You are viewing a plain text version of this content. The canonical link for it is here.
Posted to solr-user@lucene.apache.org by Alexander Ramos Jardim <al...@gmail.com> on 2009/01/02 13:34:28 UTC
Re: synonyms.txt file updated frequently

People,

Thanks for all the replies,

The business requirement I have is to update the synonyms list every time
someone from the sales department establishes a new dictionary (they do that
a couple times in a week) I must add the new synonyms to the index.

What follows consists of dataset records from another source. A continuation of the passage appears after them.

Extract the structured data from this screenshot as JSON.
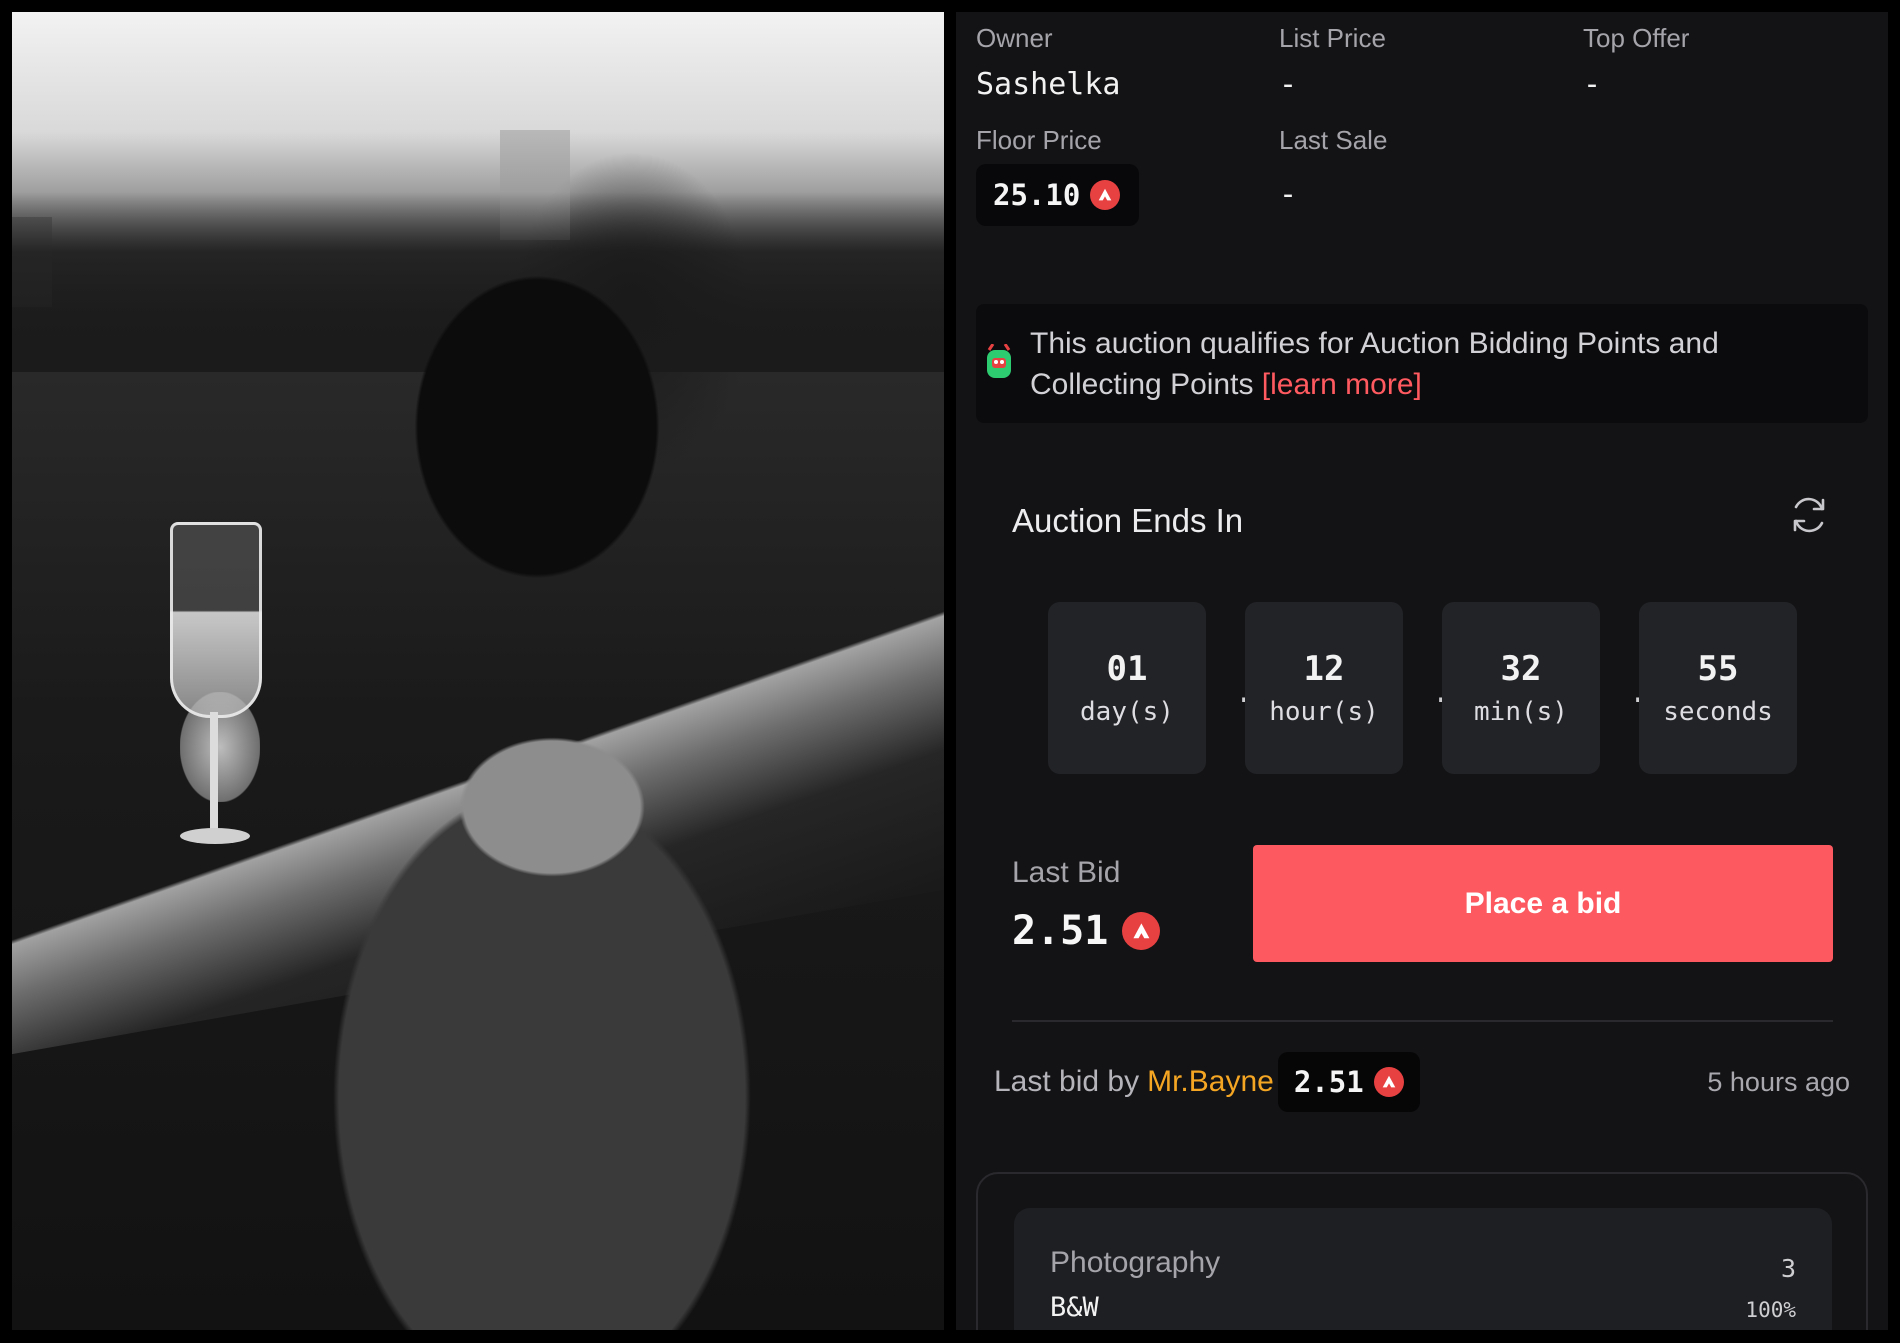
{
  "photo": {
    "alt": ""
  },
  "meta": {
    "owner_label": "Owner",
    "owner_value": "Sashelka",
    "list_price_label": "List Price",
    "list_price_value": "-",
    "top_offer_label": "Top Offer",
    "top_offer_value": "-",
    "floor_price_label": "Floor Price",
    "floor_price_value": "25.10",
    "last_sale_label": "Last Sale",
    "last_sale_value": "-"
  },
  "banner": {
    "text": "This auction qualifies for Auction Bidding Points and Collecting Points",
    "link_label": "[learn more]"
  },
  "auction": {
    "title": "Auction Ends In",
    "countdown": [
      {
        "num": "01",
        "unit": "day(s)"
      },
      {
        "num": "12",
        "unit": "hour(s)"
      },
      {
        "num": "32",
        "unit": "min(s)"
      },
      {
        "num": "55",
        "unit": "seconds"
      }
    ],
    "separator": "."
  },
  "bid": {
    "last_bid_label": "Last Bid",
    "last_bid_value": "2.51",
    "place_bid_label": "Place a bid"
  },
  "history": {
    "prefix": "Last bid by",
    "user": "Mr.Bayne",
    "amount": "2.51",
    "time": "5 hours ago"
  },
  "properties": [
    {
      "category": "Photography",
      "value": "B&W",
      "count": "3",
      "percent": "100%"
    }
  ],
  "colors": {
    "accent": "#fc5a60",
    "avax": "#e84142",
    "username": "#f5a623",
    "panel_bg": "#131315"
  },
  "icons": {
    "currency": "avax-icon",
    "refresh": "refresh-icon",
    "banner": "points-badge-icon"
  }
}
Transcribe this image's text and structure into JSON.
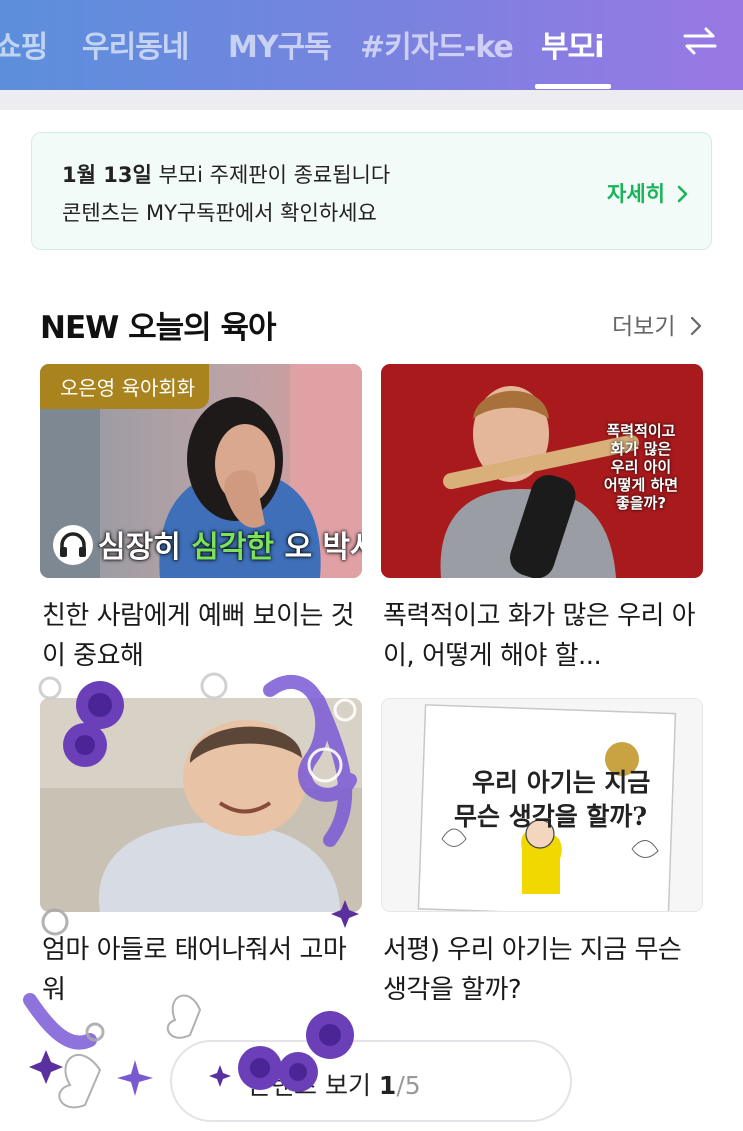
{
  "tabs": [
    {
      "label": "쇼핑",
      "active": false
    },
    {
      "label": "우리동네",
      "active": false
    },
    {
      "label": "MY구독",
      "active": false
    },
    {
      "label": "#키자드-ke",
      "active": false
    },
    {
      "label": "부모i",
      "active": true
    }
  ],
  "notice": {
    "date": "1월 13일",
    "line1_rest": " 부모i 주제판이 종료됩니다",
    "line2": "콘텐츠는 MY구독판에서 확인하세요",
    "more_label": "자세히",
    "more_icon": "chevron-right-icon"
  },
  "section": {
    "title": "NEW 오늘의 육아",
    "more_label": "더보기"
  },
  "cards": [
    {
      "title": "친한 사람에게 예뻐 보이는 것이 중요해",
      "badge": "오은영 육아회화",
      "caption_pre": "심장히 ",
      "caption_hl": "심각한",
      "caption_post": " 오 박사",
      "thumb_icon": "headphones-icon"
    },
    {
      "title": "폭력적이고 화가 많은 우리 아이, 어떻게 해야 할...",
      "overlay_text": [
        "폭력적이고",
        "화가 많은",
        "우리 아이",
        "어떻게 하면",
        "좋을까?"
      ]
    },
    {
      "title": "엄마 아들로 태어나줘서 고마워"
    },
    {
      "title": "서평) 우리 아기는 지금 무슨 생각을 할까?",
      "book_lines": [
        "우리 아기는 지금",
        "무슨 생각을 할까?"
      ]
    }
  ],
  "pager": {
    "label": "콘텐츠 보기",
    "current": "1",
    "separator": "/",
    "total": "5"
  },
  "colors": {
    "topbar_start": "#5b8fdc",
    "topbar_end": "#9a78e4",
    "accent_green": "#19b45a",
    "badge_gold": "#a8831e",
    "sticker_purple": "#6a3fb8"
  }
}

I think
I will stick with query time synonyms only for Grant's reason.

At least bad is better than worse.

2008/12/31 Grant Ingersoll <gs...@apache.org>

>
> On Dec 30, 2008, at 4:38 PM, Smiley, David W. wrote:
>
>  Grant, the Solr wiki recommends doing expansion at index time and gives
>> reasons:
>>
>> http://wiki.apache.org/solr/AnalyzersTokenizersTokenFilters#head-2c461ac74b4ddd82e453dc68fcfc92da77358d46
>>
>>
> I personally think "recommends" is too strong of a word, but the points are
> valid reasons to do index time synonyms.  In Alexandar's case, I think
> index-time is a bit more problematic, since he is frequently updating the
> synonym list, meaning he would have to reindex every time, otherwise his
> stats are going to be even more skewed.
>
> As for multi-word expansions, the query parser can be fixed or an alternate
> one used.
>
>
>
>  Query-time doesn't work for multi-word expansion.  For everyone's
>> convenience, I'll quote the remainder of the problems:
>>
>>
>> Even when you aren't worried about multi-word synonyms, idf differences
>> still make index time synonyms a good idea. Consider the following scenario:
>>
>>   *  An index with a "text" field, which at query time uses the
>> SynonymFilter with the synonym TV, Televesion and expand="true"
>>   *  Many thousands of documents containing the term "text:TV"
>>   *  A few hundred documents containing the term "text:Television"
>>
>> A query for text:TV will expand into (text:TV text:Television) and the
>> lower docFreq for text:Television will give the documents that match
>> "Television" a much higher score then docs that match "TV" comparably --
>> which may be somewhat counter intuitive to the client. Index time expansion
>> (or reduction) will result in the same idf for all documents regardless of
>> which term the original text contained.
>>
>> ~ David Smiley
>>
>> On 12/30/08 4:33 PM, "Grant Ingersoll" <gs...@apache.org> wrote:
>>
>>
>>
>> On Dec 30, 2008, at 11:05 AM, Alexander Ramos Jardim wrote:
>>
>>  Hey Grant,
>>>
>>> Thanks for the info!
>>>
>>> 2008/12/30 Grant Ingersoll <gs...@apache.org>
>>>
>>>  I'd probably write a new TokenFilter that was aware of the reload
>>>> policy
>>>> (in a generic way) such that I didn't have to go through a whole
>>>> core reload
>>>> every time.  Are you just using them during query time or also during
>>>> indexing?
>>>>
>>>>
>>> I am using it at indexing time.
>>>
>>
>> I think that is a bit more problematic.  How do you deal with new
>> documents having the new synonyms while old docs don't?
>>
>> Any particular reason you use syns at indexing and not search?  Not
>> saying there aren't reasons to do it, just query side usually works
>> better for this very reason.
>>
>>
> --------------------------
> Grant Ingersoll
>
> Lucene Helpful Hints:
> http://wiki.apache.org/lucene-java/BasicsOfPerformance
> http://wiki.apache.org/lucene-java/LuceneFAQ
>
>
>
>
>
>
>
>
>
>
>


-- 
Alexander Ramos Jardim